Machine learning-based prediction of mortality and hospitalization in diabetic patients with heart failure with preserved ejection fraction: the GUARDIAN-P risk score.
Journal:
European heart journal. Digital health
Published Date:
Jun 10, 2026
Abstract
AIMS: Diabetes mellitus (DM) is a major contributor to adverse outcomes in patients with heart failure with preserved ejection fraction (HFpEF). We aim to develop and externally validate a machine learning-based model using a random survival forest (RSF) approach for predicting the composite outcome of hospitalization for heart failure (HHF) and cardiovascular (CV) death in patients with DM and HFpEF. METHODS AND RESULTS: This retrospective cohort study included 1450 adult patients with coexisting DM and HFpEF identified from the National Taiwan University Hospital-Integrated Medical Database.

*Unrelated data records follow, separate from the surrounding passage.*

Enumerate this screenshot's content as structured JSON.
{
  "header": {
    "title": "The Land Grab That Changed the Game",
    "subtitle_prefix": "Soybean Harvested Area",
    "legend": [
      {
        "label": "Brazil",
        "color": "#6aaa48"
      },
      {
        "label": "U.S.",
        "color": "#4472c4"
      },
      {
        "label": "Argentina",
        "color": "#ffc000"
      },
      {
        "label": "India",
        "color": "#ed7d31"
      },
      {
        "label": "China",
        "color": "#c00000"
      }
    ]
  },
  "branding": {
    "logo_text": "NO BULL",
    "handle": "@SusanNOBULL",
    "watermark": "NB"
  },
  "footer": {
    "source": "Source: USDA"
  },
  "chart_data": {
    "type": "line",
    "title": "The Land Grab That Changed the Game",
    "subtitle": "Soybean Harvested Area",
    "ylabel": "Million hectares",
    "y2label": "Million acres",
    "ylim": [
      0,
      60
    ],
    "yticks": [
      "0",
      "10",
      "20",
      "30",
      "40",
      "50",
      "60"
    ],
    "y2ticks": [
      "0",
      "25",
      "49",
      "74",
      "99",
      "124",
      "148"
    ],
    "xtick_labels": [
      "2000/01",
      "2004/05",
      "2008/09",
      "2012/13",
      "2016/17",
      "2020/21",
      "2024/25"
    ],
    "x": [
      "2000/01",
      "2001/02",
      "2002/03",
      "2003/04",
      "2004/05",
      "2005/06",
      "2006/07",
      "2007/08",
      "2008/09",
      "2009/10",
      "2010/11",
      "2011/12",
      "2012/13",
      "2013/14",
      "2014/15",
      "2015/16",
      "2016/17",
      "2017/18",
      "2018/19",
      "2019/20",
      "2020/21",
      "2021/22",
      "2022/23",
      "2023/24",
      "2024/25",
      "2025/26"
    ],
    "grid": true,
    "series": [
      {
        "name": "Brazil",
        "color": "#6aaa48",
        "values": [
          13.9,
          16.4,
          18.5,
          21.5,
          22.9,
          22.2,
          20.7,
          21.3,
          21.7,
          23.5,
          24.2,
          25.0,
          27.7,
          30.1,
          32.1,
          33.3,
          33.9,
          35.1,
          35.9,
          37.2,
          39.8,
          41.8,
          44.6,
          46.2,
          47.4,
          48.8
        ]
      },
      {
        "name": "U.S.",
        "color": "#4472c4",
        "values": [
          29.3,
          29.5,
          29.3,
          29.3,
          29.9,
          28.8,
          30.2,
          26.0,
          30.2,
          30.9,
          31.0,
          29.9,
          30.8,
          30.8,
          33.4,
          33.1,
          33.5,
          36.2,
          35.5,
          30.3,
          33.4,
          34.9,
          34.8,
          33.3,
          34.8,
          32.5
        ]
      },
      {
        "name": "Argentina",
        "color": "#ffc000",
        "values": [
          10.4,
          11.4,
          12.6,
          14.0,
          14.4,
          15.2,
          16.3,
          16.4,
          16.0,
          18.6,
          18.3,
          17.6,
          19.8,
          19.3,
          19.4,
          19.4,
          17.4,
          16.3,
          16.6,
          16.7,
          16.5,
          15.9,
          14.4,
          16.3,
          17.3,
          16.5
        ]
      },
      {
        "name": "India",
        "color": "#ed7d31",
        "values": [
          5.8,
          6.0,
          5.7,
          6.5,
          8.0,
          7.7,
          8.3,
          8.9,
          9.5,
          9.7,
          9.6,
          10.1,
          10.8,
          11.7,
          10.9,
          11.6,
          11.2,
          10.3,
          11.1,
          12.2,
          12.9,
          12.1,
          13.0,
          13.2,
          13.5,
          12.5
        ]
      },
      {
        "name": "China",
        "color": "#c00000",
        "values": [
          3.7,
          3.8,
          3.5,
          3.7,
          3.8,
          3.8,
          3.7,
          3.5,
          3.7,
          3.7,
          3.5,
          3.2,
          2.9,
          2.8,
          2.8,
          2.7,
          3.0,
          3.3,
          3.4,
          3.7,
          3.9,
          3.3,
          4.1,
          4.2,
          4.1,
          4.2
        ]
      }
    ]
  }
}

An initial RSF model was trained using 27 clinical variables, and the top 9 predictors were selected to construct a parsimonious final model. Predictive performance was evaluated using the area under the receiver operating characteristic curve (AUC), and external validation was conducted in an independent cohort (n = 729) from MacKay Memorial Hospital. Over a mean follow-up of 3.6 ± 3.0 years, 327 patients (22.6%) experienced the composite outcome. The final RSF model achieved an AUC of 88.2% in the training cohort and 79.8% in the validation cohort. The nine selected predictors were age, N-terminal pro-brain natriuretic peptide, serum albumin, fasting glucose, estimated glomerular filtration rate, uric acid, left atrial diameter, peripheral artery disease, and left ventricular ejection fraction. Risk increased progressively with the number of risk factors present. CONCLUSION: The RSF-based model incorporating nine routinely available variables accurately predicts HHF and CV death in patients with DM and HFpEF. This tool may support personalized risk assessment and guide clinical decision-making.